Borneonisation was one of the safeguards of the Borneo states then under British rule to prevent the re-colonisation by the Federation of Malaya.

It was agreed to by the people in the two colonies and the founding fathers of the federation when North Borneo, Sarawak, the then Federation of Malaya and Singapore (which was expelled in 1965) joined to form the new nation of Malaysia on Sept 16, 1963.

“The Borneonisation of the federal civil service in Sabah and Sarawak was put forward to ensure the development of the federal civil service with home-grown talents who understand the local context of government administration,” Jeffrey said after more than a week of silence from various politicians over the suit.

Borneonisation is one of the state rights spelt enshrined in the Malaysia Agreement, and is also the first objective of the Borneo Agenda championed by UBF.

Compliance mechanism

Jeffrey said that under the Borneo Agenda, a compliance mechanism should be put in place to ensure compliance and fulfilment of the Malaysia Agreement as well as the safeguards contained in the Report of the Inter-Governmental Committee set out in Article VIII of the Malaysia Agreement.

Article VIII states: “The governments of the Federation of Malaya, North Borneo and Sarawak will take such legislative, executive or other action as may be required to implement the assurances, undertakings and recommendations contained in Chapter 3 of, and Annexes A and B to, the Report of the Inter-Governmental Committee signed on Feb 27, 1963, in so far as they are not implemented by express provision of the Constitution of Malaysia.”

Jeffrey said UBF also called for the restoration of Sabah and Sarawak as equal partners of the Federation of Malaysia as envisaged in the Malaysia Agreement.
“The Borneo states of Sabah and Sarawak should be restored their rightful place in Malaysia and enjoy their fair share of progress and development in Malaysia to enable all Sabahans and Sarawakians to enjoy a better and more enriching quality of life,” he added.

His call to state leaders to make their stand over the suit puts them in difficult position.

If they champion the special autonomy of the state, they will be seen as biting the hand that feeds them and if they do not, Sabahans, who believe they have been given a raw deal, will know where their leaders stand.
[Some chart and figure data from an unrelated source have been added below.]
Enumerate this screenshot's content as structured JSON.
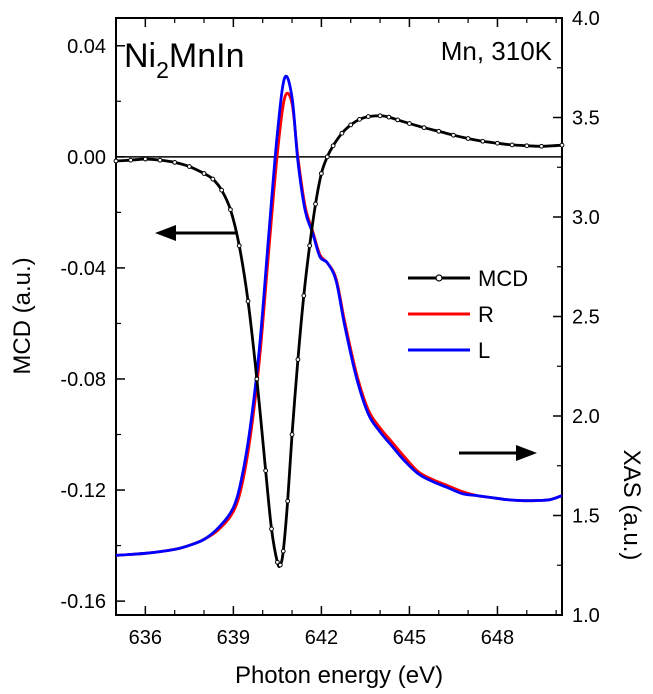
{
  "chart_data": {
    "type": "line",
    "title": "",
    "xlabel": "Photon energy (eV)",
    "ylabel_left": "MCD (a.u.)",
    "ylabel_right": "XAS (a.u.)",
    "xlim": [
      635,
      650.2
    ],
    "ylim_left": [
      -0.165,
      0.05
    ],
    "ylim_right": [
      1.0,
      4.0
    ],
    "x_ticks": [
      "636",
      "639",
      "642",
      "645",
      "648"
    ],
    "x_tick_values": [
      636,
      639,
      642,
      645,
      648
    ],
    "y_left_ticks": [
      "0.04",
      "0.00",
      "-0.04",
      "-0.08",
      "-0.12",
      "-0.16"
    ],
    "y_left_tick_values": [
      0.04,
      0.0,
      -0.04,
      -0.08,
      -0.12,
      -0.16
    ],
    "y_right_ticks": [
      "1.0",
      "1.5",
      "2.0",
      "2.5",
      "3.0",
      "3.5",
      "4.0"
    ],
    "y_right_tick_values": [
      1.0,
      1.5,
      2.0,
      2.5,
      3.0,
      3.5,
      4.0
    ],
    "annotations": {
      "sample_base": "Ni",
      "sample_sub": "2",
      "sample_rest": "MnIn",
      "edge_temp": "Mn, 310K"
    },
    "zero_line_value": 0.0,
    "legend_position": "center-right",
    "series": [
      {
        "name": "MCD",
        "axis": "left",
        "color": "#000000",
        "markers": true,
        "x": [
          635.0,
          635.5,
          636.0,
          636.5,
          637.0,
          637.5,
          638.0,
          638.3,
          638.6,
          638.9,
          639.2,
          639.5,
          639.8,
          640.1,
          640.3,
          640.5,
          640.6,
          640.7,
          640.85,
          641.0,
          641.2,
          641.4,
          641.6,
          641.8,
          642.0,
          642.2,
          642.4,
          642.7,
          643.0,
          643.3,
          643.6,
          644.0,
          644.3,
          644.6,
          645.0,
          645.5,
          646.0,
          646.5,
          647.0,
          647.5,
          648.0,
          648.5,
          649.0,
          649.5,
          650.2
        ],
        "y": [
          -0.0015,
          -0.0012,
          -0.0008,
          -0.0012,
          -0.002,
          -0.0035,
          -0.006,
          -0.008,
          -0.012,
          -0.019,
          -0.032,
          -0.052,
          -0.08,
          -0.113,
          -0.134,
          -0.146,
          -0.147,
          -0.142,
          -0.124,
          -0.1,
          -0.073,
          -0.05,
          -0.032,
          -0.017,
          -0.006,
          0.0,
          0.004,
          0.0085,
          0.0115,
          0.0135,
          0.0145,
          0.0148,
          0.0143,
          0.0133,
          0.012,
          0.0105,
          0.0092,
          0.0078,
          0.0066,
          0.0056,
          0.0049,
          0.0043,
          0.004,
          0.0038,
          0.0042
        ]
      },
      {
        "name": "R",
        "axis": "right",
        "color": "#ff0000",
        "markers": false,
        "x": [
          635.0,
          636.0,
          637.0,
          637.5,
          638.0,
          638.5,
          639.0,
          639.3,
          639.6,
          639.9,
          640.2,
          640.5,
          640.75,
          641.0,
          641.2,
          641.45,
          641.7,
          641.95,
          642.2,
          642.5,
          642.8,
          643.2,
          643.6,
          644.0,
          644.4,
          644.8,
          645.3,
          645.8,
          646.3,
          646.8,
          647.3,
          647.8,
          648.3,
          648.8,
          649.3,
          649.8,
          650.2
        ],
        "y": [
          1.3,
          1.31,
          1.33,
          1.35,
          1.38,
          1.43,
          1.52,
          1.66,
          1.92,
          2.3,
          2.82,
          3.32,
          3.6,
          3.57,
          3.3,
          3.05,
          2.93,
          2.81,
          2.77,
          2.69,
          2.47,
          2.21,
          2.03,
          1.94,
          1.87,
          1.8,
          1.72,
          1.68,
          1.65,
          1.62,
          1.6,
          1.59,
          1.58,
          1.575,
          1.575,
          1.58,
          1.6
        ]
      },
      {
        "name": "L",
        "axis": "right",
        "color": "#0000ff",
        "markers": false,
        "x": [
          635.0,
          636.0,
          637.0,
          637.5,
          638.0,
          638.5,
          639.0,
          639.3,
          639.6,
          639.9,
          640.2,
          640.5,
          640.75,
          641.0,
          641.2,
          641.45,
          641.7,
          641.95,
          642.2,
          642.5,
          642.8,
          643.2,
          643.6,
          644.0,
          644.4,
          644.8,
          645.3,
          645.8,
          646.3,
          646.8,
          647.3,
          647.8,
          648.3,
          648.8,
          649.3,
          649.8,
          650.2
        ],
        "y": [
          1.3,
          1.31,
          1.33,
          1.35,
          1.38,
          1.44,
          1.54,
          1.7,
          1.97,
          2.36,
          2.9,
          3.42,
          3.7,
          3.6,
          3.28,
          3.03,
          2.92,
          2.8,
          2.77,
          2.68,
          2.45,
          2.19,
          2.01,
          1.92,
          1.85,
          1.78,
          1.71,
          1.67,
          1.64,
          1.61,
          1.6,
          1.59,
          1.58,
          1.575,
          1.575,
          1.58,
          1.6
        ]
      }
    ]
  }
}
Jeffrey believes the state BN leaders must fully support the Borneonisation suit and take action to instruct the state attorney-general to support it.

“The state government and the state BN leaders, especially Chief Minister (Musa Aman) and the Sabah federal ministers, should also use all their influence in Putrajaya to recognise and accept the Borneonisation suit and take steps to fully implement the Borneonisation of the federal civil service in Sabah and Sarawak,” he said.

Prior to the recent appointment of two directors in the federal departments in the state, there were only two other Sabahans heading more than 70 federal agencies and departments in Sabah.

Jeffrey said that for full Borneonisation to take place with real meaning, not only must it take place in accordance with the letters of the law but it has also to be implemented fully in spirit as well.

“Borneonisation is not only about appointing a Sabahan or Sarawakian to head a post in Sabah and Sarawak. It is also about giving full authority to implement policies… and not to be puppets manipulated by Putrajaya.

“It would not be Borneonisation in its true sense if the director of a federal department in Sabah is headed by a Sabahan but everything, including even minor matters, needs to be approved by Putrajaya,” he said.

“The action taken by Fung and Nazib has shown that they love Sabah more and have stepped forward to safeguard the rights of all Sabahans.”

He urged all patriotic Sabahans and their Sarawak counterparts to fully support the Borneonisation suit.